Thursday, July 08, 2004

my paper blanket

My life is paper chaos. I've decided that paper is to blame for everything that’s off kilter in my life. Paper is my security blanket. They’re my reference, though I can rarely find what I need. My books are a source of escape. My journals and writings are the crazy insides of my brain splurted out on paper.

So, needless to say, I have a crazy obsession with books and papers, and I am extremely protective and private with them. Last week I brought home two boxes of books that I'd left at my parents house for safe keeping when I moved. I was heartbroken. Half of the books, my precious books, the pages are mildewed and warped. I'm sorry Nietzsche, Elliott, and Uncle Remus; I've failed you. I didn’t fight hard enough to save you from being moved to the basement.

Then, I got a call from my mother. I was in the middle of a crazy, hectic day at work.
“Hi, how’ve you been? Are you busy? I'm sorry we didn’t get much of a chance to talk on Sunday.” she said.
What’s the point, mom? Get to the freakin’ point, I thought, but replied, “Yeah, Mom, I'm really busy right now. What's up?”
“Would you be able to come by the house after work and go through some of the stuff on the back porch?” I think she could hear the cogs in my brain working to find a way out. Then she threw the punch, “I left the windows on the back porch open last night during the storm. I tried to soak up as much of the water as I could …”

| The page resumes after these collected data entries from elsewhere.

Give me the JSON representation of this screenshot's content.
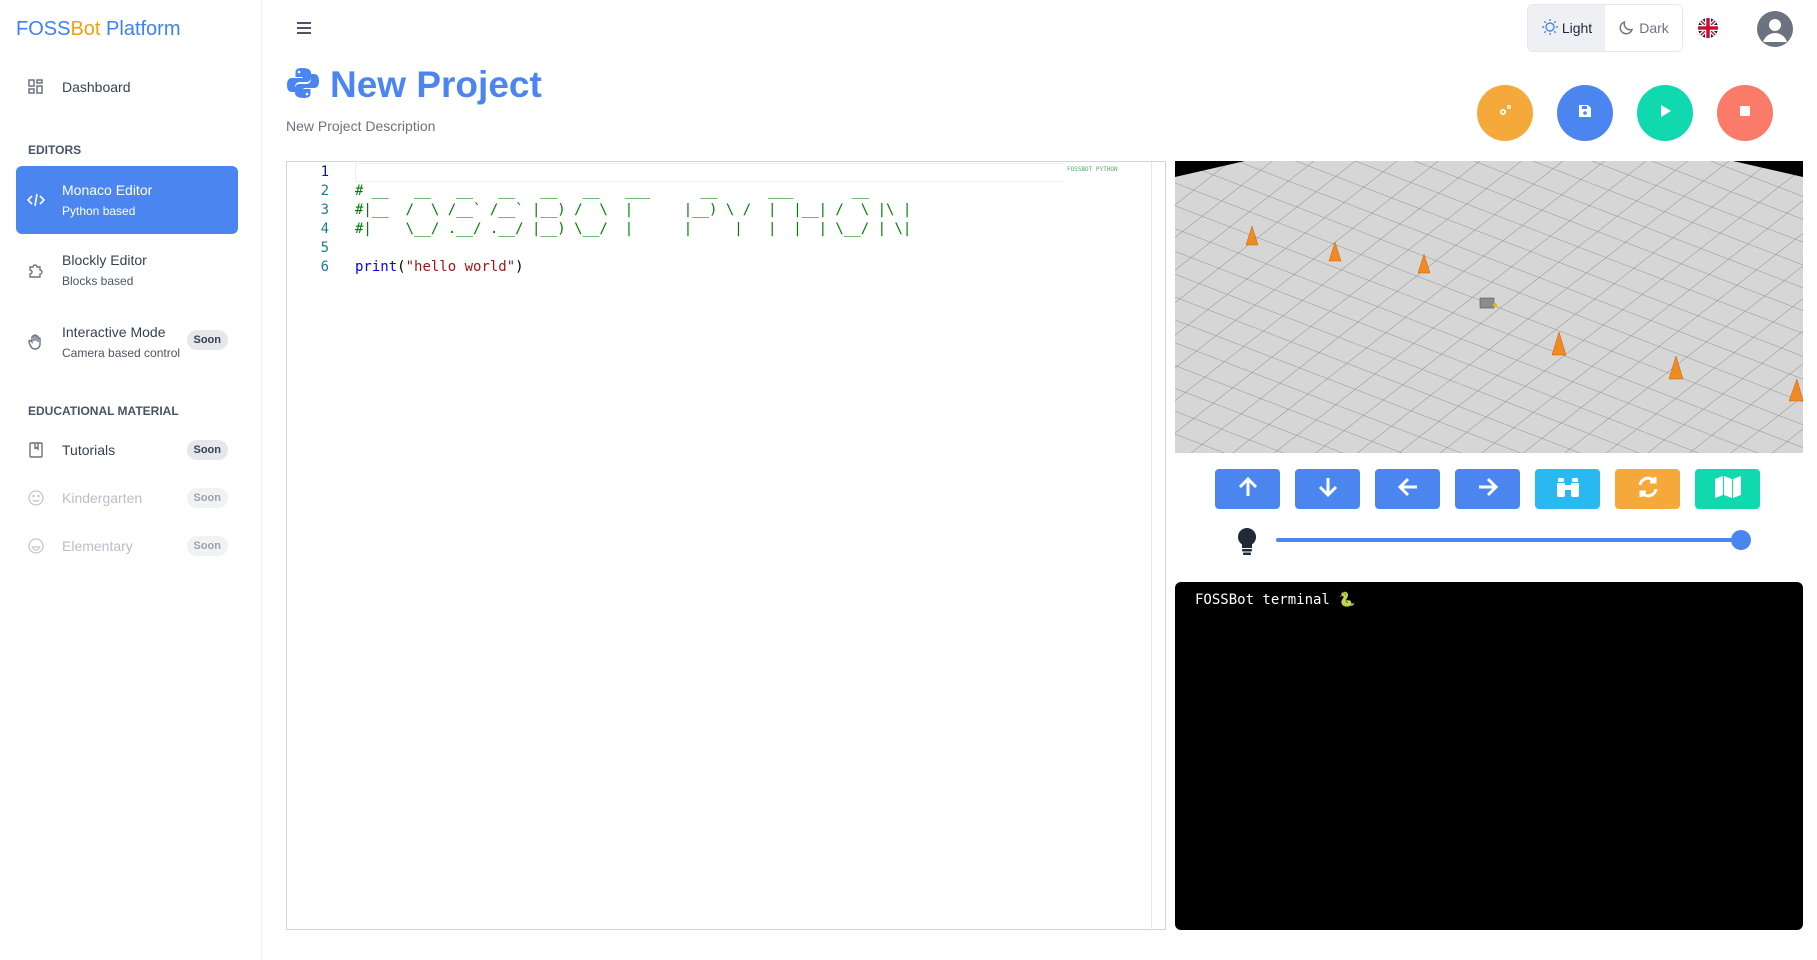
{
  "brand": {
    "foss": "FOSS",
    "bot": "Bot",
    "platform": " Platform"
  },
  "sidebar": {
    "dashboard": {
      "label": "Dashboard",
      "icon": "grid-icon"
    },
    "editors_heading": "EDITORS",
    "editors": [
      {
        "title": "Monaco Editor",
        "subtitle": "Python based",
        "icon": "code-icon",
        "active": true
      },
      {
        "title": "Blockly Editor",
        "subtitle": "Blocks based",
        "icon": "puzzle-icon"
      },
      {
        "title": "Interactive Mode",
        "subtitle": "Camera based control",
        "icon": "hand-icon",
        "badge": "Soon"
      }
    ],
    "edu_heading": "EDUCATIONAL MATERIAL",
    "edu": [
      {
        "title": "Tutorials",
        "icon": "book-icon",
        "badge": "Soon"
      },
      {
        "title": "Kindergarten",
        "icon": "smile-icon",
        "badge": "Soon",
        "disabled": true
      },
      {
        "title": "Elementary",
        "icon": "face-icon",
        "badge": "Soon",
        "disabled": true
      }
    ]
  },
  "topbar": {
    "theme_light": "Light",
    "theme_dark": "Dark",
    "language_icon": "uk-flag-icon",
    "avatar_icon": "user-avatar-icon"
  },
  "page": {
    "title": "New Project",
    "description": "New Project Description",
    "actions": [
      {
        "name": "settings",
        "icon": "gears-icon",
        "color": "#f6a93b"
      },
      {
        "name": "save",
        "icon": "floppy-icon",
        "color": "#4b86f0"
      },
      {
        "name": "run",
        "icon": "play-icon",
        "color": "#10d9b0"
      },
      {
        "name": "stop",
        "icon": "stop-icon",
        "color": "#fa7b6a"
      }
    ]
  },
  "editor": {
    "line_numbers": [
      "1",
      "2",
      "3",
      "4",
      "5",
      "6"
    ],
    "lines": [
      "",
      "# __   __   __   __   __   __   ___      __      ___       __ ",
      "#|__  /  \\ /__` /__` |__) /  \\  |      |__) \\ /  |  |__| /  \\ |\\ |",
      "#|    \\__/ .__/ .__/ |__) \\__/  |      |     |   |  |  | \\__/ | \\|",
      "",
      ""
    ],
    "print_kw": "print",
    "print_open": "(",
    "print_str": "\"hello world\"",
    "print_close": ")",
    "minimap": "FOSSBOT PYTHON"
  },
  "controls": [
    {
      "name": "forward",
      "icon": "arrow-up-icon",
      "color": "#4b86f0"
    },
    {
      "name": "backward",
      "icon": "arrow-down-icon",
      "color": "#4b86f0"
    },
    {
      "name": "left",
      "icon": "arrow-left-icon",
      "color": "#4b86f0"
    },
    {
      "name": "right",
      "icon": "arrow-right-icon",
      "color": "#4b86f0"
    },
    {
      "name": "view",
      "icon": "binoculars-icon",
      "color": "#2ab8f0"
    },
    {
      "name": "reset",
      "icon": "refresh-icon",
      "color": "#f6a93b"
    },
    {
      "name": "map",
      "icon": "map-icon",
      "color": "#10d9b0"
    }
  ],
  "light": {
    "icon": "lightbulb-icon",
    "level": 1.0
  },
  "terminal": {
    "text": "FOSSBot terminal 🐍"
  }
}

I'm sure she said more. All I was thinking, my papers! My work! Most of my stuff that my mom had relegated to the back porch was of little importance to me. But there was one box that I cared about. It had my papers, stories, and writings from my teen years. My first story on the school newspaper. My first fiction writings. The work that I was proud of.

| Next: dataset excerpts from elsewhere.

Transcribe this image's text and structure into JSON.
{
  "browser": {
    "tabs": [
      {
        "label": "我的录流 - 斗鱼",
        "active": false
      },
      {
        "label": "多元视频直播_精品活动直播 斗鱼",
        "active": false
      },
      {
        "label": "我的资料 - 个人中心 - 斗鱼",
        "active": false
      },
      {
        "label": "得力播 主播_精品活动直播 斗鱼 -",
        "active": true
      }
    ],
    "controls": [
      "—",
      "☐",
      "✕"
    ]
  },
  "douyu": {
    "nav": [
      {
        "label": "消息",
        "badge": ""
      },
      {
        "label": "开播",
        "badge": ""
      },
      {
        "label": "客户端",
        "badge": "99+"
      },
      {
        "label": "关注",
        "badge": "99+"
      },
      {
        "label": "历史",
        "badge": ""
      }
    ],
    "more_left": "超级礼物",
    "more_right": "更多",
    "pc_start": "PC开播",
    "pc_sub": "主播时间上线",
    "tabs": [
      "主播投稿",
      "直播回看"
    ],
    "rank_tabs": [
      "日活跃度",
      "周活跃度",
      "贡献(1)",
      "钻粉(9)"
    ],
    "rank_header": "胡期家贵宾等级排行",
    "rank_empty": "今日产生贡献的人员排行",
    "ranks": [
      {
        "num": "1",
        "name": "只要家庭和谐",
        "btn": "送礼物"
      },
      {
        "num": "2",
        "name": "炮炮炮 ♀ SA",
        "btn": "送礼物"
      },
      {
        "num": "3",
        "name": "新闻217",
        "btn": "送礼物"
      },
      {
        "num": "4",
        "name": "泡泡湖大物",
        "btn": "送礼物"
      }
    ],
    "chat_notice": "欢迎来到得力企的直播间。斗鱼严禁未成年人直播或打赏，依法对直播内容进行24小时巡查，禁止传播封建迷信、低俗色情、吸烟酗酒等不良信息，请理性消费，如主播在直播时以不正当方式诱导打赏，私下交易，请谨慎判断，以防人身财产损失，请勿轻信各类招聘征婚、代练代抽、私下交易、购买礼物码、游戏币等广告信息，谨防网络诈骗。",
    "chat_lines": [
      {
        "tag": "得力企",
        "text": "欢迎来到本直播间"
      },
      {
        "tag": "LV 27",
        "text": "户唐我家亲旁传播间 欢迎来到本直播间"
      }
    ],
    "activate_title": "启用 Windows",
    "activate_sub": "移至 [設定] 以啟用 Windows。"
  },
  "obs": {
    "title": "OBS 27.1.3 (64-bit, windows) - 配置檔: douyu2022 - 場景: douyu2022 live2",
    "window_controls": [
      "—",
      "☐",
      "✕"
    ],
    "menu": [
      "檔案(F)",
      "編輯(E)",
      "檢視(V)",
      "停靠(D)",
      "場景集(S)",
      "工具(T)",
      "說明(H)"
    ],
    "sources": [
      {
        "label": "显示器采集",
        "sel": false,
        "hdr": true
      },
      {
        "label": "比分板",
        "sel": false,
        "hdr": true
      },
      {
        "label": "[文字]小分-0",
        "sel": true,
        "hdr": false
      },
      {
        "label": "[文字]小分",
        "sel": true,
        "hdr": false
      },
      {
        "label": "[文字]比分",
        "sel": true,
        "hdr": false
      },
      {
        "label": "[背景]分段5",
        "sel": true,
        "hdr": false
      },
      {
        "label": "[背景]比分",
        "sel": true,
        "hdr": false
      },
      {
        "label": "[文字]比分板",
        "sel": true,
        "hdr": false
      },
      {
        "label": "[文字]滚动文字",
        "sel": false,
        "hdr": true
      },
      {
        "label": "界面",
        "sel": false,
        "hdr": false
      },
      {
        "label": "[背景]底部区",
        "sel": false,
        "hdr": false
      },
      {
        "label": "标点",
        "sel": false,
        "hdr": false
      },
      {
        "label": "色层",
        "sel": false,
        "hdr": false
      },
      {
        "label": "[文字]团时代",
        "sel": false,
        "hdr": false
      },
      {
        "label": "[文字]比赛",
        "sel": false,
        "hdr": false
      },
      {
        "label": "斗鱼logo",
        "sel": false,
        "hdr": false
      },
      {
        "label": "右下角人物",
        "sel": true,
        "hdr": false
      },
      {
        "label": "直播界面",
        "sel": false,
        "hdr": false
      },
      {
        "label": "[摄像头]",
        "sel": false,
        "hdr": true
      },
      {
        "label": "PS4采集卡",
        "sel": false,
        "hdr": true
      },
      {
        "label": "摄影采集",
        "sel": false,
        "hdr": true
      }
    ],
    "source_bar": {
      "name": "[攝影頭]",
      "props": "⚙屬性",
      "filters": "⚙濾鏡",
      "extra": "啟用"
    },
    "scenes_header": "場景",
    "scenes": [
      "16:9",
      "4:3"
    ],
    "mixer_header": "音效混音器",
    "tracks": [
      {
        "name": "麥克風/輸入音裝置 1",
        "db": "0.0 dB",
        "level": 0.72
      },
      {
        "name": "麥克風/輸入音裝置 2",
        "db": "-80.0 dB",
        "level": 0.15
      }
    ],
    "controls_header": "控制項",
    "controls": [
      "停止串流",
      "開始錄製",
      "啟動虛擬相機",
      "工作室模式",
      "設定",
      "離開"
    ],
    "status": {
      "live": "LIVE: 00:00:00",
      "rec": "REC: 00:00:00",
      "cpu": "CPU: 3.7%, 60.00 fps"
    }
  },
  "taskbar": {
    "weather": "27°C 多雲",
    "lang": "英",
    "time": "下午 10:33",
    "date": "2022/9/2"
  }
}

My dad was there when I got home. Mom wasn’t, and for her safety, that was a very good thing. I went to survey the wreckage, it wasn’t horrible, the papers are warped and the ink has run on some, but on the whole it was OK. I thought I could forgive my mom for pushing my belongings to the far corners where she wouldn’t want hers. Then, I saw my high school journal. It wasn’t wet. It wasn’t damaged. But it was out. Three important notes: I'm very private with my writings, my mom’s a bit nosey, and our relationship in high school was far from good. She would not like what is written in there; I'm afraid to even look to see what is written in there.

Back in the house, I saw that my mom has been “rearranging” some of my other belongings, belongings that I had already arranged in logically in boxes. Did I mention that I'm extremely private with my writings and belongings?
“That’s it,” I said to my dad. “Everything goes in my car.” And with that my dad and I loaded whatever of mine we could find into my car and his truck. My dad is amazing. He puts up with so much from my mother and me. Thanks, dad, for all your help.

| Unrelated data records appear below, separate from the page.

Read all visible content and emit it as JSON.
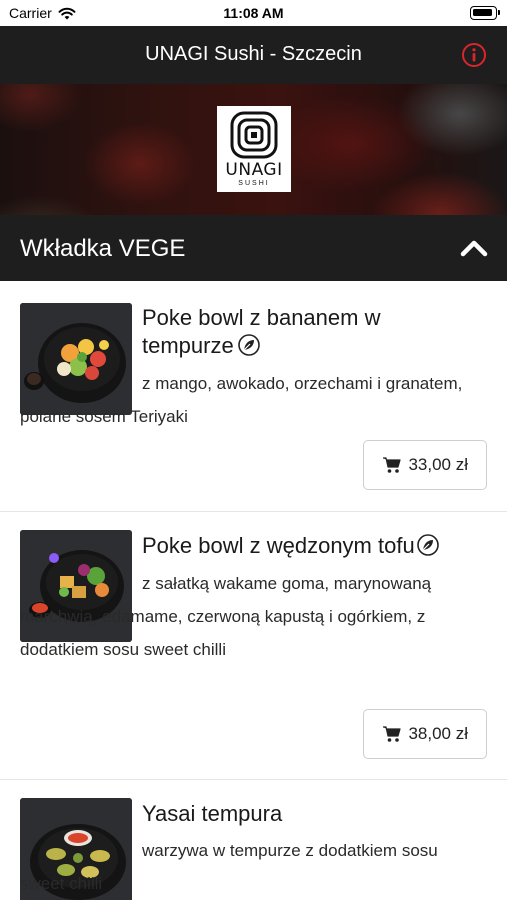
{
  "status_bar": {
    "carrier": "Carrier",
    "time": "11:08 AM"
  },
  "header": {
    "title": "UNAGI Sushi - Szczecin"
  },
  "logo": {
    "name": "UNAGI",
    "subtitle": "SUSHI"
  },
  "category": {
    "title": "Wkładka VEGE"
  },
  "products": [
    {
      "name_line1": "Poke bowl z bananem w",
      "name_line2": "tempurze",
      "description": "z mango, awokado, orzechami i granatem, polane sosem Teriyaki",
      "price": "33,00 zł",
      "icon": "vegetarian-leaf-icon"
    },
    {
      "name_line1": "Poke bowl z wędzonym tofu",
      "description": "z sałatką wakame goma, marynowaną marchwią, edamame, czerwoną kapustą i ogórkiem, z dodatkiem sosu sweet chilli",
      "price": "38,00 zł",
      "icon": "vegetarian-leaf-icon"
    },
    {
      "name_line1": "Yasai tempura",
      "description": "warzywa w tempurze z dodatkiem sosu sweet chilli"
    }
  ],
  "colors": {
    "bar_background": "#1e1e1e",
    "info_icon": "#d9262c",
    "text_white": "#ffffff"
  }
}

No, I didn't have room for it all in my apartment. Yes, my ultra-clean roomie could become very annoyed with me. But I no longer cared. My possessions are now fully in my possession, and out of my mother’s range. She can now find something else to blame the clutter on. Sorry, Dad, you’re next.

My roommate and I unpacked box after box of books. I had forgotten just how many books I own. (I have even more, my favorite childhood books wait safely in my dad’s closet.) After unpacking: categorizing and grouping! I'm sick; I love organizing, and over organizing.

Sorry for the rant; I'd just forgotten how much I love my books. I used to be a crazy reader. I read as if I had a hardcore addiction to the ink fumes. What happened?

Today’s tie-in quotes are from the Read or Die OVA:
Nancy aka Ms. Deep: In real life, love takes a different course than from books. What do you think? A love that you want with no future or a love that you don’t mind with a future … Which one is better?”
Yomiko aka The Paper: “I have an answer for the question you asked earlier. Umm … I think true love is much more wonderful. Although there may be painful things, no matter what kind of love it is, you can be the heroine.”